Hsu knew approaching a global problem like climate change required global solutions. She grew up in South Carolina with parents who immigrated to the U.S. from Taiwan but had never felt much of a connection to East Asia. But with China being the most populated country in the world and the largest contributor to global carbon emissions, she realized that to tackle climate change, she had to turn her attention to the country.

“I did this grand pivot, because I saw the need for more Americans like myself to go to China and to learn from them and understand how they view global problems like climate change—what they’re doing, what their priorities and their motivations are, and then being able to translate that back,” Hsu said.

Relations between the U.S. and China are fraught with tension, making global collaboration even more important, Hsu explained.

“If you just get those two countries working together and cooperating, it can really make a huge difference and make a lot of headway in addressing the problem,” she said.

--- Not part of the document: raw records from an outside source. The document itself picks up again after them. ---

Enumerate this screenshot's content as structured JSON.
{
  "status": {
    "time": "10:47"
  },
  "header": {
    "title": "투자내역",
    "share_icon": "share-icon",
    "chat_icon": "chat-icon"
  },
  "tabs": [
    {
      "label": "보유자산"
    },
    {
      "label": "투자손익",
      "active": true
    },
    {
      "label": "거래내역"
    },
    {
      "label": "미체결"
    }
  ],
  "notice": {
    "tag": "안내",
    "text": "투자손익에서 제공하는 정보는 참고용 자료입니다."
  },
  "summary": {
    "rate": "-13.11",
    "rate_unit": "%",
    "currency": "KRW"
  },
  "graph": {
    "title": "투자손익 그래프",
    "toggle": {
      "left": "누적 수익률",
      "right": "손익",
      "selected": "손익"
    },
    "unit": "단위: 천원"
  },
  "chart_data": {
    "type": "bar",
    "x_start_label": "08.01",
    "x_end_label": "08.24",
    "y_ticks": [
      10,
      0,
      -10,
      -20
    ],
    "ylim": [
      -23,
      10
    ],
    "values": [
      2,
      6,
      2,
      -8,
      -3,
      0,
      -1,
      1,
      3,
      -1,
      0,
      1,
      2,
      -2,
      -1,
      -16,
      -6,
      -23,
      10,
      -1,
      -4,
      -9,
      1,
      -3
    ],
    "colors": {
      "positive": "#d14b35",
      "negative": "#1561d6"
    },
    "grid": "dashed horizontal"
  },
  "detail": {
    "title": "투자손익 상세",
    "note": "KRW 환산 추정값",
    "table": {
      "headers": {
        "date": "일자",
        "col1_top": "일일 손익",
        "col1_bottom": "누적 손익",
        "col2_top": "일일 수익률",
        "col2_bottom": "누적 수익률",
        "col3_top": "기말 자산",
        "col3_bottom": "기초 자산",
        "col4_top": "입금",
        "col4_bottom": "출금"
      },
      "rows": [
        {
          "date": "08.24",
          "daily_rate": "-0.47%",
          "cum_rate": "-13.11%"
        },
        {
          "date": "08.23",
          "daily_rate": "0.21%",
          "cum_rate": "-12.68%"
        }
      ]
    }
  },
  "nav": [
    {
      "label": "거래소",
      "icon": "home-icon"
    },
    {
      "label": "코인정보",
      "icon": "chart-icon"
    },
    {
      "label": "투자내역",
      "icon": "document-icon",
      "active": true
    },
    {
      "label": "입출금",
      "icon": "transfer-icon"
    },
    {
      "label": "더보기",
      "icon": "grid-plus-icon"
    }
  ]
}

Now, Hsu’s research primarily focuses on the role that individuals, companies and private actors have on climate change. She has found that this approach is often more effective than working with large governments, which can be challenging because they may get deadlocked, or a change in leadership can cause an initiative to stall.

Angel Hsu presenting
Angel Hsu speaks at TED 2018 – The Age of Amazement in Vancouver, BC, Canada. (Photo by Bret Hartman/TED)

When Hsu was in Glasgow last fall for COP26, the 26th United Nations Climate Change conference, she convened corporate actors and local government networks to discuss the contributions they can make to reduce carbon emissions.

“The question is – how much can those companies and local governments fill in those gaps in action?” Hsu said. “A big part of what I see my job as is actually generating the data and the analysis to hold them accountable.”

Ultimately, Hsu does believe that the international community is moving in the right direction. She sees a lot of promise in the fact that more people aren’t accepting companies’ pledges to reduce carbon emissions at face value.

“They’re simply not going to accept anything less than 100% accountability,” Hsu said.